Костаке вернулся с пахоты такой усталый, что даже уснуть не мог. Допоздна они разговаривали о весеннем севе, прикидывали, распределяли делянки то под пшеницу, то под кукурузу.
— До чего же люди разные, — проговорил Костаке, — одни радуются скотине во дворе, радуются, когда приближаются праздники. А у нас… — Он глубоко, протяжно вздохнул, неподвижно глядя в потолок. — Ребятишки дьяволы… Жеребенок — чертов Сивка!.. Свинья — завалящая. Лошади клячи… Идут годы, а твои родители никак не могут меня простить. Да и тебя тоже. Хоть бы перед людьми…
— Посмотри, как мальчишки спят. Будто ягнята.
Бадя Костаке повернулся к сыновьям. На подушке лежали не головы, а ноги.
— Уморились. В лес ходили с дедом.
— Да, Катинка, и они измаялись.
— Целый день морочили голову, все какую-то сказку про змею, про драгоценный камень… Тебя ждали, что-то спросить хотели…
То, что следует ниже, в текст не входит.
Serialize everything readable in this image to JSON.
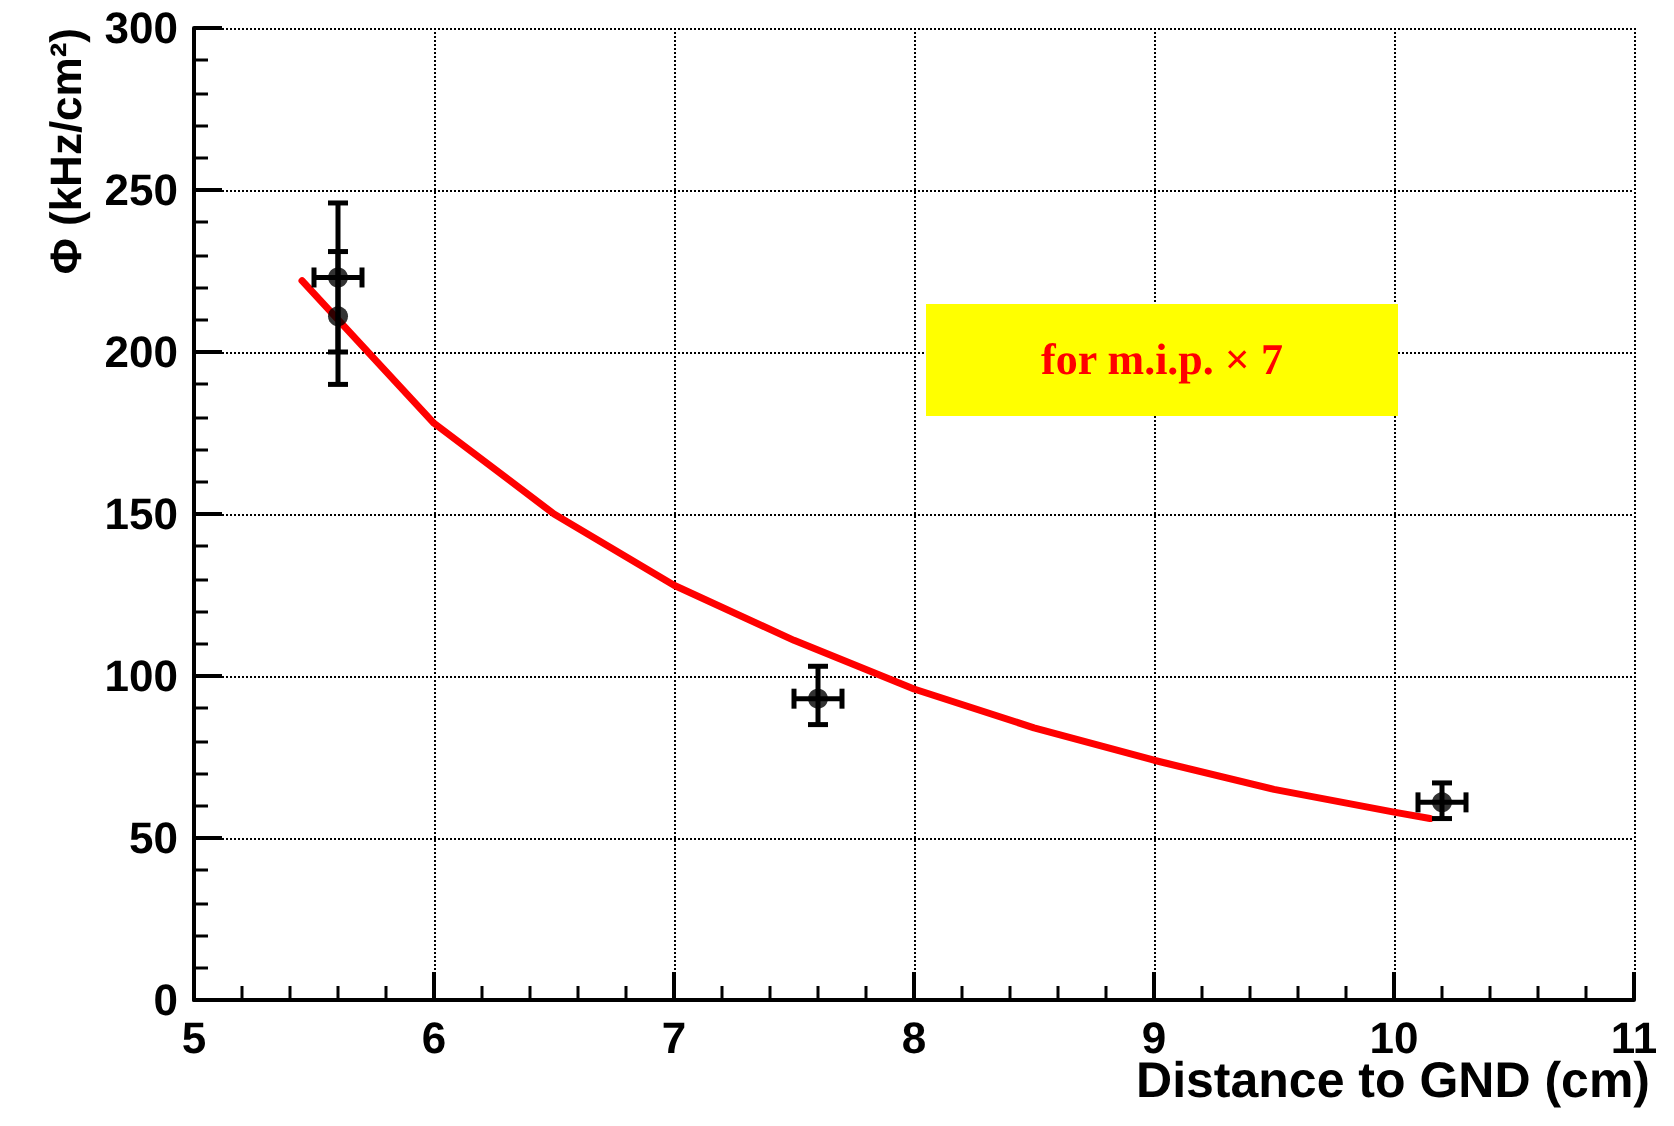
{
  "chart_data": {
    "type": "scatter",
    "xlabel": "Distance to GND (cm)",
    "ylabel": "Φ (kHz/cm²)",
    "xlim": [
      5,
      11
    ],
    "xticks": [
      5,
      6,
      7,
      8,
      9,
      10,
      11
    ],
    "ylim": [
      0,
      300
    ],
    "yticks": [
      0,
      50,
      100,
      150,
      200,
      250,
      300
    ],
    "grid": true,
    "marker": "circle",
    "annotations": [
      "for m.i.p. × 7"
    ],
    "series": [
      {
        "color": "#000000",
        "x": [
          5.6,
          7.6,
          10.2
        ],
        "values": [
          223,
          93,
          61
        ],
        "errors": [
          [
            200,
            246
          ],
          [
            85,
            103
          ],
          [
            56,
            67
          ]
        ],
        "xerrors": [
          0.1,
          0.1,
          0.1
        ]
      },
      {
        "color": "#000000",
        "x": [
          5.6
        ],
        "values": [
          211
        ],
        "errors": [
          [
            190,
            231
          ]
        ]
      },
      {
        "type": "line",
        "color": "#ff0000",
        "marker": "none",
        "x": [
          5.45,
          5.6,
          6,
          6.5,
          7,
          7.5,
          8,
          8.5,
          9,
          9.5,
          10,
          10.15
        ],
        "values": [
          222,
          210,
          178,
          150,
          128,
          111,
          96,
          84,
          74,
          65,
          58,
          56
        ]
      }
    ]
  }
}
— Должно быть, старик им рассказывал. Ладно, давай спать. Дед хоть и крутого нрава, а сердце у него доброе… Разве я не знаю…
— Да…
— Никак не могу уснуть. Из-за твоей побелки. Пока просохнет, такой едкий запах, что в носу щиплет. Не то мышами пахнет, не то засухой. Нищетой… И до чего ни дотронешься — везде известь. И на ложках, и на мисках, даже на хлебе…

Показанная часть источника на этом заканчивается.